Японец – надо отдать ему должное – не дрогнул. Вытащил из своего портмоне ещё десятку, и тогда мистер Фрейби крикнул:

– Go!

Правила игры мне были хорошо известны, так что к выкрикам англичанина я мог не прислушиваться.

Ксения Георгиевна, грациозно изогнувшись, сильно подала мяч, так что Фандорин едва успел подставить ракетку. Мяч отлетел вкось, задел верхний край сетки и, немного поколебавшись – куда падать, перевалился на сторону её высочества.

Ноль пятнадцать в пользу Эраста Петровича. Повезло.

Её высочество перешла на другую сторону площадки, послала труднейший, сильно закрученный мяч и стремительно выбежала к сетке, заранее зная, куда противник отобьёт подачу – если вообще отобьёт.

Фандорин отбил, да так сильно, что мяч наверняка улетел бы за пределы площадки. Если б не угодил её высочеству прямо в лоб.

Вид у Ксении Георгиевны сделался несколько ошеломлённый, а у Фандорина испуганный. Он бросился к сетке и приложил платок ко лбу её высочества.

– Ничего, это ничего, – пролепетала она, придержав Фандорина за запястье. – Мне совсем не больно. А вы – настоящий везунчик. Ноль тридцать. Но я вам сейчас покажу.
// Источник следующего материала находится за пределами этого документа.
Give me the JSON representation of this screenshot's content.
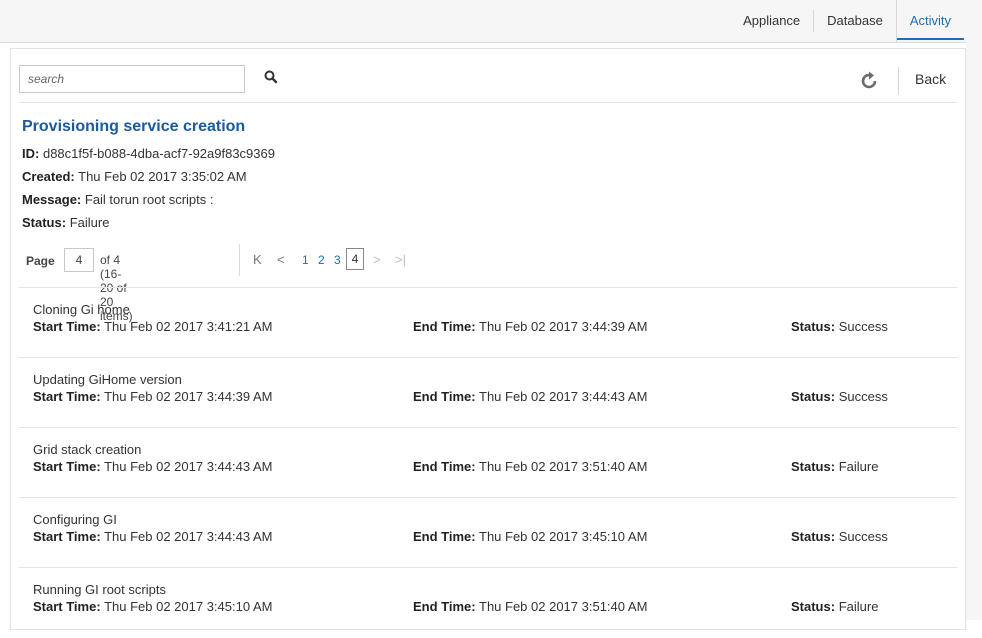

Третья подача была из разряда таких, взять которые невозможно. Я даже толком не разглядел мяча – лишь быструю молнию, пронёсшуюся над кортом. Фандорин все же каким-то чудом успел зацепить мяч ракеткой, но крайне неудачно: белый шарик неуклюже взлетел вверх и стал падать прямо на сетку.

Ксения Георгиевна с торжествующим возгласом выбежала вперёд, готовая вколотить лёгкий мяч в площадку. Размахнулась – и с хрустом припечатала мяч, который опять угодил в верх сетки, только на сей раз не перевалился к противнику, а откатился под ноги её высочеству.

На лице великой княжны появилось смятение – гейм выходил какой-то странный. Должно быть, из-за этого самого смятения её высочество на последней подаче дважды промахнулась, чего прежде никогда не случалось, и игра была проиграна вчистую – или, как говорят спортсмены, «под сухую».

Первый приступ неприязни к Фандорину я испытал, когда его камердинер преспокойно засунул в своё цветастое портмоне немалый выигрыш. К мысли о нелепейшей потере пятидесяти рублей ещё нужно было привыкнуть.

И уж совсем мне не понравилась сцена, разыгравшаяся на корте.

Как и положено проигравшей стороне, её высочество опустилась на четвереньки и полезла под сеткой. Фандорин поспешно нагнулся, помогая Ксении Георгиевне подняться, а она посмотрела на него снизу вверх, да так и замерла в этой нелепой позе. Эраст Петрович, смутившись, взял её за руки и потянул, но чересчур сильно – великая княжна ударилась об него грудью, а шляпка полетела наземь, с нею и заколки, так что густые локоны рассыпались по плечам.

– Прошу прощения, – пробормотал Фандорин. – Спасибо за урок. Мне пора.

И, неловко поклонившись, быстро зашагал к дому. Японец засеменил следом.

– Lucky devil, – сказал мистер Фрейби. Сам себя перевёл:

– Счастливый… чорт.

И принялся с видимым сожалением пересчитывать оставшиеся в бумажнике деньги.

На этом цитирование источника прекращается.